Иду к Леонтьеву, прошу двухмесячный отпуск, получаю без затруднений и телеграфирую:
«Согласен».
Через сутки я был уже в Петербурге на Морской, в Телеграфном агентстве у директора Ламкерта.
Меня любезно приветствовал высокий и очень представительный человек, без лишних слов заявивший:
– Желая иметь на только что начавшейся войне в Африке своего корреспондента, и притом военного, мы обратились к генералу Макшееву[88] с просьбой порекомендовать кого-либо. Он указал на вас, ссылаясь на то, что вы бывали часто за границей, писали в его журналах и, вероятно, говорите на иностранных языках. Если вы примете наши условия, вам надлежит испросить разрешение у военного министра генерала Сухомлинова и явиться к Гирсу для окончательной конфирмации. Гонорар: 1000 рублей в месяц, 1500 на поездку, по 10 рублей за телеграмму, не считая ее стоимости.
Такие условия мне и во сне не снились, и я немедленно согласился.
Сухомлинов никаких препятствий для моей поездки не видел, задал несколько вопросов и отпустил, пожелав счастливого пути.
Гире, бывший российский посол в Турции[89], – я так и не узнал, какое отношение он имел к этому Санкт-Петербургскому агентству, – кажется, нашел меня лицом, подходящим для столь ответственной миссии, и дал согласие.
И вот, заполучив шесть пятисотенных билетов, я помчался к моему дядюшке Николаю.
– Володя, – обрадовался он, – надо спрыснуть в «тихой обители» такое событие. Кто знает, тебя, может, еще ухлопают турки или арабы в африканской пустыне. Едем вечером к Роде!
– Нет уж, поедем после возвращения, а теперь скромно позавтракаем.
– Ну ладно, – согласился дядя Николай, – поедем в «Малоярославец», там замечательные закуски, и я позову Мишу.
– Какого еще Мищу?
– Как – какого Мишу? – удивился мой родич. – Да Михаила Николаевича Мазаева из «Нового времени», может, он тебе тоже пригодится.
Мазаев, ответственный редактор крупнейшей российской газеты правого направления (а не ответственным, то есть тем, кого в тюрьму не сажали за антиправительственные статьи, был Михаил Суворин, старший сын покойного старика Суворина[90]), оказывается, состоял в родстве с моим дядюшкой – они были женаты на родных сестрах.
И вот мы сидим за завтраком в «Малоярославце» на Александровской площади.
Познакомившись со мной и узнав, при каких обстоятельствах Санкт-Петербургское телеграфное агентство избрало именно меня, провинциала, а не какого-либо видного персонажа, корреспондентом своим, этот Миша мной заинтересовался.

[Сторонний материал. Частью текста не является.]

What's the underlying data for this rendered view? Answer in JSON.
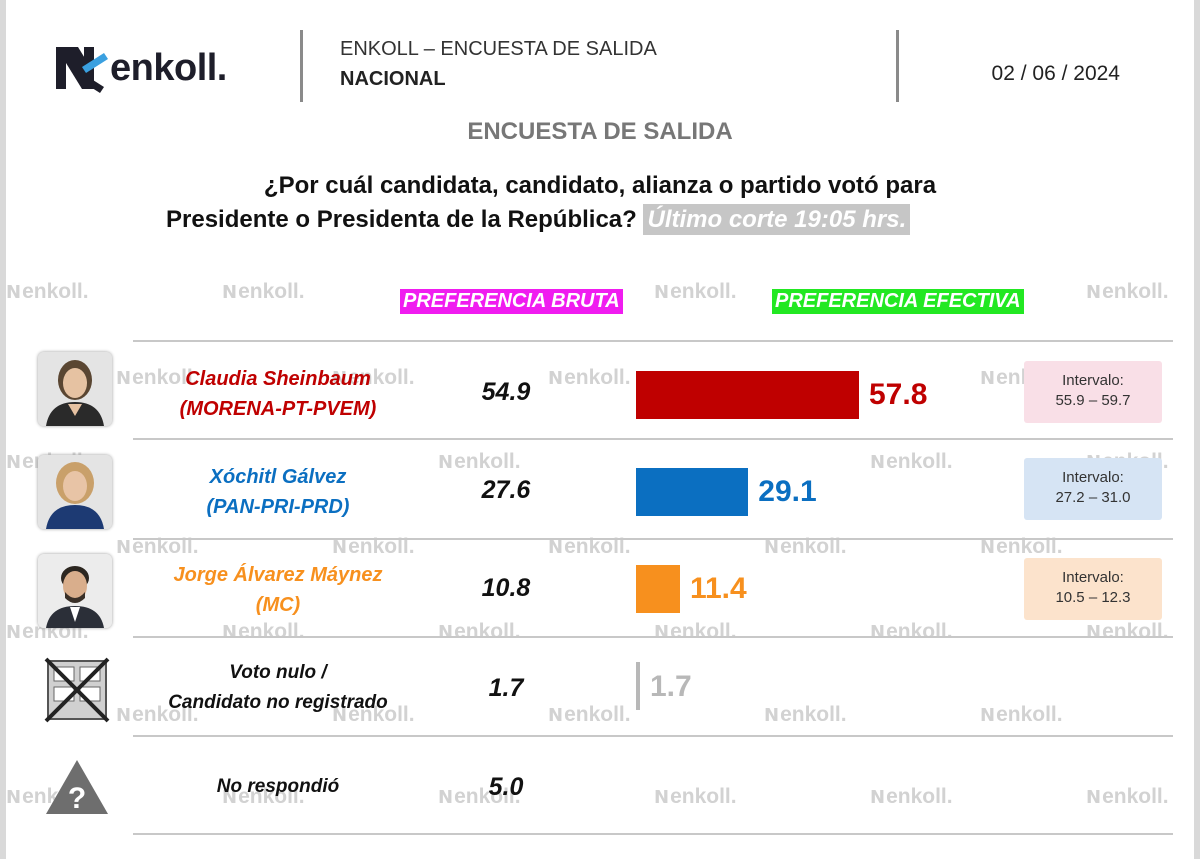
{
  "header": {
    "logo_text": "enkoll.",
    "title": "ENKOLL – ENCUESTA DE SALIDA",
    "subtitle": "NACIONAL",
    "date": "02 / 06 / 2024"
  },
  "survey_label": "ENCUESTA DE SALIDA",
  "question": {
    "line1": "¿Por cuál candidata, candidato, alianza o partido votó para",
    "line2": "Presidente o Presidenta de la República?",
    "cut": "Último corte 19:05 hrs."
  },
  "watermark_text": "enkoll.",
  "colors": {
    "sheinbaum": "#bf0000",
    "galvez": "#0b6fc1",
    "maynez": "#f7901e",
    "nulo": "#b8b8b8",
    "bruta_header_bg": "#f01cf0",
    "efectiva_header_bg": "#22e822"
  },
  "chart_data": {
    "type": "bar",
    "column_headers": {
      "bruta": "PREFERENCIA BRUTA",
      "efectiva": "PREFERENCIA EFECTIVA"
    },
    "rows": [
      {
        "name": "Claudia Sheinbaum",
        "party": "(MORENA-PT-PVEM)",
        "bruta": "54.9",
        "efectiva": 57.8,
        "interval_label": "Intervalo:",
        "interval": "55.9 – 59.7"
      },
      {
        "name": "Xóchitl Gálvez",
        "party": "(PAN-PRI-PRD)",
        "bruta": "27.6",
        "efectiva": 29.1,
        "interval_label": "Intervalo:",
        "interval": "27.2 – 31.0"
      },
      {
        "name": "Jorge Álvarez Máynez",
        "party": "(MC)",
        "bruta": "10.8",
        "efectiva": 11.4,
        "interval_label": "Intervalo:",
        "interval": "10.5 – 12.3"
      },
      {
        "name": "Voto nulo /",
        "party": "Candidato no registrado",
        "bruta": "1.7",
        "efectiva": 1.7
      },
      {
        "name": "No respondió",
        "bruta": "5.0"
      }
    ]
  }
}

И после третьей рюмки водки милостиво предложил:
– Попробуйте присылать нам ваши статьи. Если подойдут, будем печатать, дадим двадцать копеек за строку.
– Благодарю, постараюсь угодить.
– Ну, Володя, покажи этим нововременцам, теперь вся Европа на тебя смотрит, – обрадовался мой Николай Иванович и потребовал «Клико».
Разошлись мы поздно. Мазаев отправился в редакцию, а я поехал уложить чемодан – и прямо на Варшавский вокзал, к себе в Люблин.
Брусилов очень дружелюбно меня принял. Ему было приятно, что выбор пал на его подчиненного, а главное – что я легко получил аудиенцию у самого военного министра Сухомлинова.